5. Императорская власть по Своду основных государственных законов 1906 года
6. Реформа Совета министров.
Ведению Совета министров подлежали: 1) «меры управления», имеющие общее значение; меры и распоряжения министров и главноуправляющих, относящиеся ко всем «выдающимся, происходящим в государственной жизни событиям» (ст. 13); 2) всеподданнейшие доклады главных начальников ведомств, имеющие общее значение или касающиеся других ведомств (ст. 17); 3) законодательные предположения начальников ведомств, особых совещаний, комитетов и комиссий (ст. 12); 4) предположения главных начальников ведомств о замещении должностей высшего и местного управления (ст. 15); 5) дела, относящиеся к ведомствам государственной обороны, внешней политики, Императорского двора и уделов (по повелению императора, по решению начальника соответствующего ведомства или в случае, если дело касается нескольких ведомств) (ст. 14).
Большое количество статей указа относится к правам Председателя Совета министров, который помимо председательствования в Совете (ст. 3) уполномочивался: 1) участвовать по делам всех ведомств в Государственной Думе и Государственном совете и замещать в этих учреждениях любого министра или главноуправляющего (ст. 6); 2) входить к императору с всеподданнейшими докладами по делам, рассмотренным в Совете министров и требующим Высочайшего разрешения, а также по прочим делам по собственному усмотрению (ст. 7); 3) запрашивать необходимые сведения и объяснения у «начальников отдельных ведомств и частей управления» (ст. 8); 4) приглашать на заседания Совета лиц, не имеющих статуса члена Совета министров (ст. 9); 5) вносить дела на рассмотрение Совета министров (ст. 11 и 13); 6) контролировать всеподданнейшие доклады министров и главноуправляющих, присутствовать при таких докладах императору (ст. 17).
Детальный анализ указа 19 октября 1905 г. уже неоднократно проводился как в дореволюционной, так и в современной отечественной историографии.8 Поскольку определение правового статуса реформированного Совета министров так или иначе исследователями связывается с западноевропейскими историческими примерами, представляется целесообразным остановиться подробнее на российской политико-правовой науке, современной реформе Совета, и сравнительно-правовом исследовании реформированного Совета министров, с одной стороны, и аналогичных институтов государственной власти государств Западной Европы XIX-начала XX в. - с другой. Тем более, что архивные материалы неопровержимо свидетельствуют о заинтересованности и пристальном внимании, проявленными высшими государственными кругами к отечественному и зарубежному государствоведению при подготовке реформы Совета министров Российской империи.
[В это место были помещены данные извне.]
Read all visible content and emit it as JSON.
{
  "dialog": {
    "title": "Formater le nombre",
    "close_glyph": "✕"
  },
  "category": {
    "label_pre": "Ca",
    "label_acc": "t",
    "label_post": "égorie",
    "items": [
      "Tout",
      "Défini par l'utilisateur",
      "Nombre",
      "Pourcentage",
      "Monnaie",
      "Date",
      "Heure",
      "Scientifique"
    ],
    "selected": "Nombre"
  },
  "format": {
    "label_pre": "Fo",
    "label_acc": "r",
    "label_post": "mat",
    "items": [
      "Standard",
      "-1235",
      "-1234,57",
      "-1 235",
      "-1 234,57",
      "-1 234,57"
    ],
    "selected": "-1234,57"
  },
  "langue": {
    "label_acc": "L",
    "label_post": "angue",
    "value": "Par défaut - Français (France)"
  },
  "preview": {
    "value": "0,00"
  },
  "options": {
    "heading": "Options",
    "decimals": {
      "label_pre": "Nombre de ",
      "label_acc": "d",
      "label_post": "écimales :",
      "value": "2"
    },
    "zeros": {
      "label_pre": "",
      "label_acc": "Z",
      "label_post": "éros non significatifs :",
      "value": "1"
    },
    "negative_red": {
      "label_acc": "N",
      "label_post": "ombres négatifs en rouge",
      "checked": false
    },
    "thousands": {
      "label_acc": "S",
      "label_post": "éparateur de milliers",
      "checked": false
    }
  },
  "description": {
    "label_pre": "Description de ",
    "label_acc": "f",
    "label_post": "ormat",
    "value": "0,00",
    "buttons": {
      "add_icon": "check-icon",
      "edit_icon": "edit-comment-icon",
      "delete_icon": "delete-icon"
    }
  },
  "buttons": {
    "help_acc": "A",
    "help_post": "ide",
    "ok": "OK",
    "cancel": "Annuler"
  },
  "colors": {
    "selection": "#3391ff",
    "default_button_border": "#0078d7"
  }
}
Подобное исследование заключается в первую очередь в определении понятия «кабинет министров», на которое ссылаются многие авторы (в том числе и в советский период), и в соотнесении его с российским Советом министров.
Оригинальную концепцию кабинета предложил выдающийся американский государственный деятель и ученый В. Вильсон, выдержки из произведений которого были представлены Особому совещанию «для рассмотрения дополнительных к узаконениям о Государственной думе правил», образованному 6 августа 1905 г. и готовившему проекты октябрьской реформы Совета министров.10 Рассматривая государственное устройство Франции, В. Вильсон разделял понятия кабинета и совета министров. В составе одних и тех же лиц, полагал он, кабинет есть «учреждение исключительно политическое, тогда как совет имеет лишь функции административные». Соответственно статус министров также имеет двойственный характер. С одной стороны, в качестве членов кабинета они являются представителями парламента, имеют право присутствовать на его собраниях и участвовать в дебатах. С другой стороны, в качестве членов Совета министры подчинены президенту республики, являющемуся главой исполнительной власти. Кабинет - это только «обозначение министров, обсуждающих вопросы, имеющие отношение к их политической ответственности: вне таких совещательных собраний он является лишь именем, обозначающим общую ответственность министров».
Министерская ответственность связывается В. Вильсоном в первую очередь с обязанностью министра уйти в отставку в случае «поражения» в парламенте, который имеет в качестве средств контроля за деятельностью кабинета право простого запроса министру и право интерпелляции (обсуждение парламентом запроса, не дожидаясь его принятия министром, которому запрос направлен), причем реализация последнего, как правило, должна заканчиваться голосованием о доверии или недоверии кабинету.
В. Вильсон анализирует устройство других европейских государств и отмечает, что «в отношении исполнительной власти Швеция занимает среднее место между Англией и Францией, с одной стороны, где министры вполне ответственны перед одною из палат, и Германией, с другой - где министры ответственны только перед одним королем». Среди конституционных государств только в Германии, считает В. Вильсон, «имеется пример воли суверенной и руководящей в делах управления». «Собственная воля императора есть источник и центр политики, а главы ведомств только министры этой воли».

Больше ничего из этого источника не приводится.